My acceptance to study abroad for the academic year came on my birthday last year, which was spectacular news that caused tears of joy in the middle of a Le Pain Quotidien; I had my face in the flowing blond locks of my best friend. It was the hope of being able to return to Paris that kept me trudging through sophomore year, and the confirmation to study abroad was the yes, I did it moment that stood out in my mind, a success I found particularly personally rewarding because of my measly year of French grammar before going to Reid Hall. After papers on papers, and many trips to the embassy, I sat on the two suitcases where I had my life packed up for Paris, had a minor flutter of panic in my chest, and started convincing myself that it was a terrible idea and I had no idea what I was doing all over again—it’s going to be like the first day of being thrown into an all English environment all those years ago, I told myself, and it’s going to be embarrassing and anxiety-inducing and you’re going to be old when this all happens. Fortunately, my experience has been everything but that.

Paris has always helped me to settle into my own skin, starting from when I first popped out of the Vaugirard station for my first day of class at Le Cordon Bleu. Knowing I wanted to return, I promised myself that, the next time I came to Paris, I would be able to communicate. I remembered very clearly the evening when I went home after two particularly smelly practical sessions, pulled up SSOL, and enrolled in a French course for my sophomore fall semester. I recall the excitement of recognizing all of the food vocabulary in Chapter 8 of the textbook upon picking it up from Book Culture, and the thrill of the French language that kept me coming back for more. Perhaps it is because this language was the sixth that I had to learn by book, or perhaps it is its fundamental beauty, but despite the rocky starts accompanied by learning anything new, I knew I wanted to be as eloquent as possible on paper and that this was an attainable goal if I worked hard enough.

What I did not anticipate was that, the combination of acceptance in true outsider-hood in the country, being more of an individual not tied down to any particular institution, and having to get accustomed to new social circles and customs for sure forced out a better version of myself than what came out in the States. I’m still unsure of how much of this is merely the passage of time, really, or if my years at Columbia in New York were what allowed me to get more out of my time at Reid Hall, but I know that this Paris-filled year has been the most important one of my lifetime so far. It feels good to feel my back straighten with confidence as I navigate the winding cobblestone paths, to slow down and look around when the angel atop Bastille glows with the afternoon sun, to have the most exciting conversations at the strangest hours—but the most rewarding sentiment is the understanding that at the end of my three semesters at Reid Hall, I will be able to have another I did it moment, yet another important milestone in my educational experience.

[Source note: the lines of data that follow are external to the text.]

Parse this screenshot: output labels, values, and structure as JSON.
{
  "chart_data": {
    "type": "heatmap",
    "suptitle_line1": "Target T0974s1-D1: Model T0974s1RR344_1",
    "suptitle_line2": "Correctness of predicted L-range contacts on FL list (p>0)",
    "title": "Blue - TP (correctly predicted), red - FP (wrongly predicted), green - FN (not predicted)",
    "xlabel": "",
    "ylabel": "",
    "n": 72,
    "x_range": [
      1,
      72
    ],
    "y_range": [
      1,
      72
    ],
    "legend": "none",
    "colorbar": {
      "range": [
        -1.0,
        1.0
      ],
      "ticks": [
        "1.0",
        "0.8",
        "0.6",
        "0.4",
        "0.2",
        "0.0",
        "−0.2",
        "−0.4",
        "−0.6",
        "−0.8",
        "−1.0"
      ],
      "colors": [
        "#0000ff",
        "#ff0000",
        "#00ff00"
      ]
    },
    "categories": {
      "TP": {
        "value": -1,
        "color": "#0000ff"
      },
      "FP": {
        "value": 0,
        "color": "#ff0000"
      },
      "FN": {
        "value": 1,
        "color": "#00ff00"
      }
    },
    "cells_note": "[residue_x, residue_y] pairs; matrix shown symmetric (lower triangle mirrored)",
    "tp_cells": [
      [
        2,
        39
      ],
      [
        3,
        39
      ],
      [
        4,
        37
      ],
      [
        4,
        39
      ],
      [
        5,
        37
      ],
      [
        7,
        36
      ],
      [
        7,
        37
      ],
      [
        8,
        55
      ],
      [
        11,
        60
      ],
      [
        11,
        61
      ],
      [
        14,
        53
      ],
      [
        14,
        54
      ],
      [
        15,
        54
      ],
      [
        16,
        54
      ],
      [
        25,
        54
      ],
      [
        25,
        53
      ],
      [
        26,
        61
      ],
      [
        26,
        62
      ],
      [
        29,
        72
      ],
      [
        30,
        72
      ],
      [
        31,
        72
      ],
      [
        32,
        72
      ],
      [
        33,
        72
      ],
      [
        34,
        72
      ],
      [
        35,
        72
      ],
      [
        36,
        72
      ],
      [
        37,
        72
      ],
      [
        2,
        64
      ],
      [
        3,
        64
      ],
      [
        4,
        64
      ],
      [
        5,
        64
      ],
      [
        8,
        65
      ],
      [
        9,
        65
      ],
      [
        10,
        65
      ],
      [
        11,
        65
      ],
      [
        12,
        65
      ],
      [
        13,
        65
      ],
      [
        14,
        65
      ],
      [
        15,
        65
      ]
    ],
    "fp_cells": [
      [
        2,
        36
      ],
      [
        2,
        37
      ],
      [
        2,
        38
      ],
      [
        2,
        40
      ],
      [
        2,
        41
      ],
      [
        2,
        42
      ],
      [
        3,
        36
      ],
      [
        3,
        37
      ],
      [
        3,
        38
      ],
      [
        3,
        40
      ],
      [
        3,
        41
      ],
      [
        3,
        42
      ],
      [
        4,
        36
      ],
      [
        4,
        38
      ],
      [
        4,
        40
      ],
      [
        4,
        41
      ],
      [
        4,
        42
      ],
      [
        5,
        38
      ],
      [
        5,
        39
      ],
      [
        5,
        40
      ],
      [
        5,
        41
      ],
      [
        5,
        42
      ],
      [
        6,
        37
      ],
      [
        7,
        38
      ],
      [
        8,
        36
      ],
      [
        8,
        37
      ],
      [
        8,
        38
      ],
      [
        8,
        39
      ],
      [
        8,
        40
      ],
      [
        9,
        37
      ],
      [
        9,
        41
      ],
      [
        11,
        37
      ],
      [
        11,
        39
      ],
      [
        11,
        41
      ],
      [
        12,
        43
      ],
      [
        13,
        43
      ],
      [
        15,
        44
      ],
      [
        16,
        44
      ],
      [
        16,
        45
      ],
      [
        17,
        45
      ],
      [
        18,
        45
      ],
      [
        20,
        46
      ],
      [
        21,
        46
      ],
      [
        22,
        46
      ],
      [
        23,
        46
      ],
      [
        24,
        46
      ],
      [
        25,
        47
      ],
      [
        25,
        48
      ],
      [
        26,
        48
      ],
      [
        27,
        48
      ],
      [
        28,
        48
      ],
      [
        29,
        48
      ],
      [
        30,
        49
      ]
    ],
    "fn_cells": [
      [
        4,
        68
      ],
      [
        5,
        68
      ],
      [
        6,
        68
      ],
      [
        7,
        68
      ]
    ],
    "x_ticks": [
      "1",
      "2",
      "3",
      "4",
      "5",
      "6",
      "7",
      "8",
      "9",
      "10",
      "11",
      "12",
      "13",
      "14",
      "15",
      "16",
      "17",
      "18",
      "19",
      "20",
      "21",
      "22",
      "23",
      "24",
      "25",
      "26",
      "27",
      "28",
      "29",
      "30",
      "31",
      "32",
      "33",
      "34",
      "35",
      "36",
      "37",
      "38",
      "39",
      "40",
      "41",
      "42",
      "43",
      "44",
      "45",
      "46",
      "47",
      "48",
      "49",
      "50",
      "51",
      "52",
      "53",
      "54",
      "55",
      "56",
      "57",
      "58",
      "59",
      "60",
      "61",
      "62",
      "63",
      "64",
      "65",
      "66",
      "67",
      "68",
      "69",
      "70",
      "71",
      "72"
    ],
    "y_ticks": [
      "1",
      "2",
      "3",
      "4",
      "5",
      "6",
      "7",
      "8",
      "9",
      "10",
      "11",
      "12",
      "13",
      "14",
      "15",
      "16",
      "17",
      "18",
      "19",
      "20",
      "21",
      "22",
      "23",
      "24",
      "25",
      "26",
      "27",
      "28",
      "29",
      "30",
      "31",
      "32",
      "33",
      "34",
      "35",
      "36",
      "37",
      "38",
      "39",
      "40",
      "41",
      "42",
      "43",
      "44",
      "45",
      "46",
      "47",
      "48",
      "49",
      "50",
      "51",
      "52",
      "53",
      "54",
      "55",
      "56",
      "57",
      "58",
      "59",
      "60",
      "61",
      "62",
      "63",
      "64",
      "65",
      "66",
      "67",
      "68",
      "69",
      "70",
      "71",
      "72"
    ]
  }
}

I closed my eyes, and allowed myself to be swept away by Symphony No. 3, playing at the recommendation of both my friend and my Music Humanities professor. I worked on weaving the whirlwind of Parisian memories so far—of full sketchbooks full of dreams, of well-used culinary journals, of fiddles decorating time, of the smell of freshly-baked baguettes wafting through one particular exit on Place des Vosges, of the infinite things to be grateful for—into the melodies there.